Поднимаясь на улицу, спускаясь с другой, избегая главных дорог, которые вследствие беспорядка сделались непроходимыми, беспокойные отпущенники с трудом пробивали себе дорогу к дому трибуна.

Казалось, что Мариамна или лежала в обмороке, или вполне примирилась со своей участью, так как она перестала рваться и молчаливо, неподвижно лежала внутри повозки. Дамазипп льстил себя надеждой, что почти все трудности уже побеждены, и давал себе слово никогда не впутываться в подобные предприятия. Он уже видел себя здоровым и невредимым в портике своего патрона, получающим награду за свою ловкость, когда повозка снова была остановлена препятствием, сулившим опасное и долгое замедление.

Вытянувшись длинной цепью, во всем показном величии и достоинстве, свойственных этому обществу девственниц, перед головами белых коней проходила процессия весталок. В Риме не было ни одного человека, который бы не был охвачен суеверным ужасом при одной мысли о возможности прервать торжественную нить этих священных дев, посвятивших себя служению той богине, частными атрибутами которой были тайна, древность и беспощадное мщение за всякую обиду.

Облеченные в свои длинные белые платья, простые и суровые, без всяких иных украшений, кроме узкой пурпуровой каймы вокруг покрывала, они медленно двигались величественной колонной, как видение из другого мира. Внушительного вида и высокого роста жрица, бледная и спокойная, с важной осанкой, шла впереди. Они были убеждены в том, что им вверено счастие государства и безопасность города и что, сохраняя таинственные символы в своем храме, они охраняли и само бытие нации. Вот почему во всех случаях общественной борьбы и смуты безбоязненные весталки обыкновенно показывались на улицах с целью своим влиянием водворить мир. Им нечего было бояться оскорблений или надругательств. Прикоснуться к весталке или хотя бы помешать пройти носилкам, на которой несли ее, было преступлением, караемым смертью, и общественное мнение в подобном случае превосходило сам закон своей строгостью. Неприкосновенность и всевозможные привилегии были даны этому учреждению различными законами. Когда весталка входила в Рим, перед ней и за ней шли государственные ликторы, и если на пути случайно и непреднамеренно ей попадался приговоренный к казни преступник, он получал помилование и был тотчас же отпускаем на свободу.

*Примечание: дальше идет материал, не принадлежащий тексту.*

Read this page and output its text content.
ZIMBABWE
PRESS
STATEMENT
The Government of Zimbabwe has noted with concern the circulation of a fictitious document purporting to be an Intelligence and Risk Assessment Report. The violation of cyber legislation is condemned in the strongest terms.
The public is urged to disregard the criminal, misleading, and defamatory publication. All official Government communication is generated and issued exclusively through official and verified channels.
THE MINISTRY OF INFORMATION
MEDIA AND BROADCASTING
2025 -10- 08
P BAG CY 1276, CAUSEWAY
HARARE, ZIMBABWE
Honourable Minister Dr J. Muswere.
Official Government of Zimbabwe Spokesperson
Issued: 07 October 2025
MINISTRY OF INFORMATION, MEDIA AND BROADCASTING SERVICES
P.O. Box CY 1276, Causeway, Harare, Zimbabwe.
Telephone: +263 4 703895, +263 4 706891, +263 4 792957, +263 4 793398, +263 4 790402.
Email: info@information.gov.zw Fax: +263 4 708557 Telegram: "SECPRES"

Возможно, что Мариамна имела какое-то смутное воспоминание об этом обычае, так как едва лишь кони остановились, чтобы пропустить процессию, она испустила резкий крик, который заставил ее остановиться. Хранители ее собрались около повозки, готовясь к сопротивлению. Оарзес благоразумно держался в стороне, а Дамазипп, несмотря на все свои усилия взять наглостью, дрожал всеми членами.

По мановению великой жрицы длинная белая линия остановилась неподвижно, между тем как ликторы схватили коней за уздцы и окружили повозку. Кругом уже собралась толпа любопытных зрителей, и багровое зарево объятого пламенем Капитолия бросало отблеск на эти смуглые, охваченные любопытством лица, представлявшие странный контраст с облаченными в покрывала холодными и неподвижными, как мрамор, лицами дев, остановившихся посреди улицы.